Un' iscrizione dal territorio dei Volsci

Oggi ci soffermeremo sui documenti epigrafici relativi ad un popolo che, in età storica, non rientra tra quelli stanziati nell'Abruzzo come lo intendiamo attualmente. Tuttavia, è interessante notare come anche questa popolazione e la sua lingua mostrino un evidente legame di parentela con i Sabelli in senso proprio. 

Il territorio de Volsci è ubicato nella media valle del Liri, confinando a nord-est con i monti della Meta, a sud con i monti Ausoni e ad ovest con il mar Tirreno. E’ stato individuato un piccolo stanziamento volsco nei pressi di Alfedena e Barrea, ad Atina (FR); si può quindi ipotizzare che l’alto Sangro sia il punto di partenza delle migrazioni volsche verso Ovest già da un’epoca molto precedente a quella in esame, intorno alla fine del VI sec. Nei primi periodi dopo la migrazione si erano impadroniti di tutta la pianura Pontina e delle città latine di Terracina, Anzio, Cora, Velletri.

Plinio li nomina tra i popoli facenti parte della Lega latina (Nat. Hist. III, 68); una delle loro principali città è Satricum, che fece il suo primo ingresso nella storiografia in occasione della ribellione delle 29 città latine contro Roma nel 499 o 496 a.C. Da allora questa città fu la roccaforte dei Volsci contro Roma, che attraversarono un periodo di espansione (culminato nelle conquiste del 488 a.C., ottenute con l’aiuto di Coriolano (Liv. II, 39, 1-5). Alleatisi con gli Equi, i Volsci furono sconfitti per la prima volta al passo dell’Algido (Colli Albani) nel 431 a.C.

La più antica iscrizione volsca che possediamo, proveniente dalla necropoli di Satricum, è databile al V sec. a.C. Conserva però caratteri di arcaicità ed una stretta somiglianza con il sudpiceno ed il capenate.

Il testo è inciso su un’accetta miniaturistica di piombo ritrovata all’interno di una tomba nel 1983. La lettura dell’editore Colonna (1984), poi seguita da Rix, è iúkús : ko : efiei.
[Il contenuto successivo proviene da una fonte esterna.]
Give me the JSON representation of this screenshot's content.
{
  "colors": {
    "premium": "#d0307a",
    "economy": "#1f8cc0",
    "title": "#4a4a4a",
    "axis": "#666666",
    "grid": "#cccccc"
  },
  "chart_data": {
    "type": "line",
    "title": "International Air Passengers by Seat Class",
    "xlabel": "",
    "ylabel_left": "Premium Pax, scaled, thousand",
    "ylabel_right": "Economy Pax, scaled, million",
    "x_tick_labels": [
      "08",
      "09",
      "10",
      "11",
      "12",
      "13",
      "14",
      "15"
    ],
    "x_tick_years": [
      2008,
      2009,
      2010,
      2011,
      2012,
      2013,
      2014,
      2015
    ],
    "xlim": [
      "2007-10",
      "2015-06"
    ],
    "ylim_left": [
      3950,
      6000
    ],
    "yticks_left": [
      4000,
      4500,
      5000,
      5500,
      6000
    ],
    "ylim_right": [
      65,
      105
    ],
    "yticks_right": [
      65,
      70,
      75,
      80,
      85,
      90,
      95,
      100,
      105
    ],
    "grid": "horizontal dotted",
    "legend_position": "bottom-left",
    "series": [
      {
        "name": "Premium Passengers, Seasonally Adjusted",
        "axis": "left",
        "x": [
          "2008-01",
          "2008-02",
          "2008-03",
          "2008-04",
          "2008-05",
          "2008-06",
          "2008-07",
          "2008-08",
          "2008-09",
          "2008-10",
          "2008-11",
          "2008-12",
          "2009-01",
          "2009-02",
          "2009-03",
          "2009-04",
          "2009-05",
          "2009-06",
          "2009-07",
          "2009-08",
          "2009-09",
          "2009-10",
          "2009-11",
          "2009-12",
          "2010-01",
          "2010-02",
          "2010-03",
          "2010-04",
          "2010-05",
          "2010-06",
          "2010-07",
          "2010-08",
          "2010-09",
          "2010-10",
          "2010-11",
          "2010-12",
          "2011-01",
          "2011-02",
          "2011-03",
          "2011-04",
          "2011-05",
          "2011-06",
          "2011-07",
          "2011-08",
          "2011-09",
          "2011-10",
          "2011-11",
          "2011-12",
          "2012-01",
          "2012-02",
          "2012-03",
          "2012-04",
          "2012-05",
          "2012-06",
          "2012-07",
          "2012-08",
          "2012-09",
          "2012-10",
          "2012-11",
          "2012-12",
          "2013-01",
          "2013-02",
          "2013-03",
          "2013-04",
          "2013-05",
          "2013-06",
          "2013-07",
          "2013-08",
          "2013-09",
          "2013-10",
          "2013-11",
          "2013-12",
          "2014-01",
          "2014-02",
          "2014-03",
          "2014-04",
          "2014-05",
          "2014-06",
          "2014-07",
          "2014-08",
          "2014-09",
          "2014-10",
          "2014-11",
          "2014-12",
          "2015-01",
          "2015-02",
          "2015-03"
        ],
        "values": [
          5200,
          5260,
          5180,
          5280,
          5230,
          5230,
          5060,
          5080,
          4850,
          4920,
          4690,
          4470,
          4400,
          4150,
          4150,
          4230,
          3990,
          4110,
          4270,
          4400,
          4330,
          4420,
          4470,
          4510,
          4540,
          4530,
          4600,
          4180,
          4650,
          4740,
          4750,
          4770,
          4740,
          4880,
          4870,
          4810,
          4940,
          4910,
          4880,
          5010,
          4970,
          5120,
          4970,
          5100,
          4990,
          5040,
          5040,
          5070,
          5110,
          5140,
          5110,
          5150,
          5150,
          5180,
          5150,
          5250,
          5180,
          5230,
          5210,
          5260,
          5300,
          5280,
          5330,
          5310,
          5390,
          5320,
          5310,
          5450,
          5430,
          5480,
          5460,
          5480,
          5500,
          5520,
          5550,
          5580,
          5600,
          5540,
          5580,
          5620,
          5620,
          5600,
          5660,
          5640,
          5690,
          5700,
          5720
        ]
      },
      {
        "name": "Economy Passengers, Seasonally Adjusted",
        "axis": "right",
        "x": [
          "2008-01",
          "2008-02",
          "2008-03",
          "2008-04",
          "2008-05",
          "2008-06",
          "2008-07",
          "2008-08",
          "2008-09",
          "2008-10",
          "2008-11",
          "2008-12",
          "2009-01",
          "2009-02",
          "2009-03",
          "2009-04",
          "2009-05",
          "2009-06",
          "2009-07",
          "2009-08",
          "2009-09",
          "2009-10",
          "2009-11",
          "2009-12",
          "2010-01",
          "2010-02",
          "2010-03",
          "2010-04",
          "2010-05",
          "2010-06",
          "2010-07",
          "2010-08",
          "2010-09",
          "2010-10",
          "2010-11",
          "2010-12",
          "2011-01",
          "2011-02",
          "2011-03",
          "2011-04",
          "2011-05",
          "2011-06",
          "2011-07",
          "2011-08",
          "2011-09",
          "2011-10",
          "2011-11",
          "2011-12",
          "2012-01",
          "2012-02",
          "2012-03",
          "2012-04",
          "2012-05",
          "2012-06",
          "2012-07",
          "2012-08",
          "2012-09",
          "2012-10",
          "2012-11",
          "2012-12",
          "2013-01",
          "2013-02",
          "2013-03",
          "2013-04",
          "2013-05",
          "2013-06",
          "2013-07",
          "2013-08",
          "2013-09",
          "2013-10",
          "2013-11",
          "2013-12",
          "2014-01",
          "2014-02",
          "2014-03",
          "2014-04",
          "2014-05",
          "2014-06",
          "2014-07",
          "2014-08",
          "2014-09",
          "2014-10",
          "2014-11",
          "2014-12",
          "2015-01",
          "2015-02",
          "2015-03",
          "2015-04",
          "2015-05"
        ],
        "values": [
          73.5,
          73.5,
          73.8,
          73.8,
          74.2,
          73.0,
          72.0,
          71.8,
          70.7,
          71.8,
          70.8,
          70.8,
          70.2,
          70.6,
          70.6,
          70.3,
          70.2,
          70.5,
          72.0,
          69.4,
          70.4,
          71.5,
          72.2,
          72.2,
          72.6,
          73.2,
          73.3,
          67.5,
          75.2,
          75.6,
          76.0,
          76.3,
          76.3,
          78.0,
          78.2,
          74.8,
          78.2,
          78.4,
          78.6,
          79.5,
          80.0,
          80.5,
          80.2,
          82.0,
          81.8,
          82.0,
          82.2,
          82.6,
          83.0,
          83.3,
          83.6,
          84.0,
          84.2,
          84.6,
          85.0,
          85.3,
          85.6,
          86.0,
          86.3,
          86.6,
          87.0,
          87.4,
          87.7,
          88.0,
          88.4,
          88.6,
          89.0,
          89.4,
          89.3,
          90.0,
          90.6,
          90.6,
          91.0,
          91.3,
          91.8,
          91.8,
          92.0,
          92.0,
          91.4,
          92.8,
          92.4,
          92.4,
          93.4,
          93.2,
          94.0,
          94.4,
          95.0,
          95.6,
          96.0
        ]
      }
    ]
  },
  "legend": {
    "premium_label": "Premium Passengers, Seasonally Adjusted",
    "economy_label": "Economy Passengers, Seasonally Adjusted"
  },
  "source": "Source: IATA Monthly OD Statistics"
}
Colonna si limita ad affermare che “i Volsci certamente non hanno appreso a scrivere dai Latini, ma sono arrivati sul Tirreno già in possesso della scrittura… una scrittura nazionale, dipendente dai modelli tiberini, elaborata nelle originarie sedi appenniniche di quel popolo, probabilmente nella conca del Fucino".

Rix, attraverso una puntuale analisi linguistica, ha proposto di intendere il senso dell’iscrizione come “ad lucum Aedii”: deriverebbe da un protosabellico *loukod-kom aidhieis e indicherebbe la dedica dell’oggetto in un bosco sacro, come accade con l’analogo umbro uocucum coredier, “Ad lucum Coredii”, delle molto più tarde Tavole Iguvine (T Ig VI 45).

In particolare, ricaviamo da questo testo due indizi. Uno è la parentela linguistica tra volsco e marso. L’altro è di tipo cronologico: come Rix osserva, la i iniziale di iúkús sarebbe la traccia documentata della trasformazione *l>j>v, comune al sudpiceno ed alle lingue di ceppo sabellico: all’esistenza di radici comuni, come lo stesso *louk-, fanno riscontro processi di trasformazione identici in tutta l’area. Ciò è ancora più evidente se pensiamo al sudpiceno iepeten (CH.1) e successivo vepetí (TE.2), da *leped-; o ad *haidh-, radice indoeuropea per “bruciare”, che ritroviamo nel teonimo efio- in umbro e in efidans sudpiceno (Rix 2002 Sp AP 5).